Questo dato, evidenziato dalla Consejería de Sanidad in occasione della Giornata Internazionale della Donna (8M), sottolinea il ruolo cruciale delle donne negli ospedali, nei centri sanitari, nei servizi di emergenza e urgenza, così come nelle aree di ricerca e gestione sanitaria.
Leadership in tutti i settori
Le donne occupano ruoli di primo piano in tutte le aree del sistema sanitario canario, ricoprendo incarichi come medici, infermiere, ostetriche, tecniche di laboratorio e radiologia, fisioterapiste, ricercatrici e docenti, oltre a svolgere funzioni amministrative e gestionali.

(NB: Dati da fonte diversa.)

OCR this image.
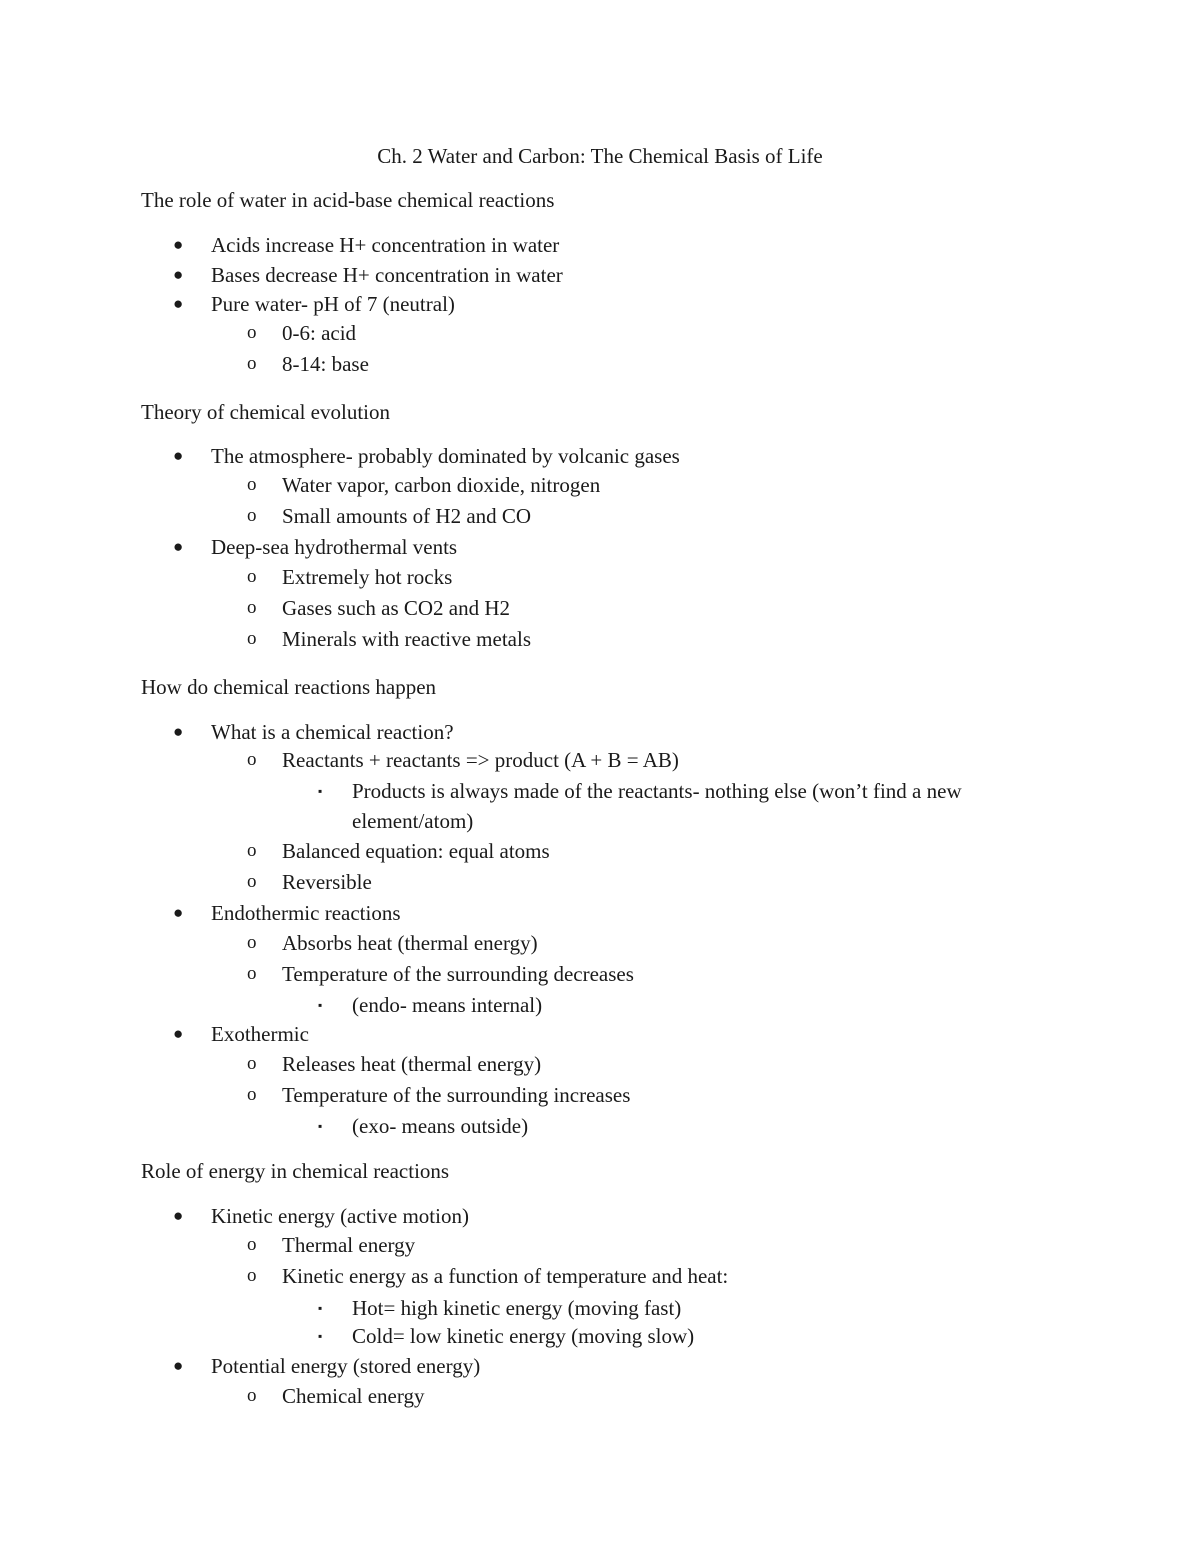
Ch. 2 Water and Carbon: The Chemical Basis of Life
The role of water in acid-base chemical reactions
● Acids increase H+ concentration in water
● Bases decrease H+ concentration in water
● Pure water- pH of 7 (neutral)
o 0-6: acid
o 8-14: base
Theory of chemical evolution
● The atmosphere- probably dominated by volcanic gases
o Water vapor, carbon dioxide, nitrogen
o Small amounts of H2 and CO
● Deep-sea hydrothermal vents
o Extremely hot rocks
o Gases such as CO2 and H2
o Minerals with reactive metals
How do chemical reactions happen
● What is a chemical reaction?
o Reactants + reactants => product (A + B = AB)
▪ Products is always made of the reactants- nothing else (won’t find a new
element/atom)
o Balanced equation: equal atoms
o Reversible
● Endothermic reactions
o Absorbs heat (thermal energy)
o Temperature of the surrounding decreases
▪ (endo- means internal)
● Exothermic
o Releases heat (thermal energy)
o Temperature of the surrounding increases
▪ (exo- means outside)
Role of energy in chemical reactions
● Kinetic energy (active motion)
o Thermal energy
o Kinetic energy as a function of temperature and heat:
▪ Hot= high kinetic energy (moving fast)
▪ Cold= low kinetic energy (moving slow)
● Potential energy (stored energy)
o Chemical energy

Anche il futuro del settore sarà fortemente caratterizzato dalla presenza femminile, poiché la maggior parte degli studenti di Medicina, Infermieristica e Formazione Professionale sanitaria sono donne. Attualmente, il 68% del personale sanitario in formazione nelle Canarie (MIR, EIR, FIR o BIR) è rappresentato da donne.
Impegno per la parità di genere
La Consejería de Sanidad ha sottolineato che il SCS pone particolare attenzione alle politiche di uguaglianza nei permessi, nell’accesso al lavoro e nei ruoli dirigenziali, garantendo inoltre che maternità e gravidanza non comportino perdite salariali legate a turni di guardia o assistenza continuativa.
Queste misure sono incluse nei Bilanci Generali della Comunità Autonoma, con l’obiettivo di ridurre il divario salariale di genere nel settore sanitario. Inoltre, il Piano di Uguaglianza del SCS continua a progredire attraverso nuove misure attualmente in fase di negoziazione con i sindacati del settore.
In occasione dell’8M, il Servicio Canario de la Salud ribadisce il proprio impegno per la parità di genere e sottolinea che le donne sono “il principale motore della sanità pubblica canaria”.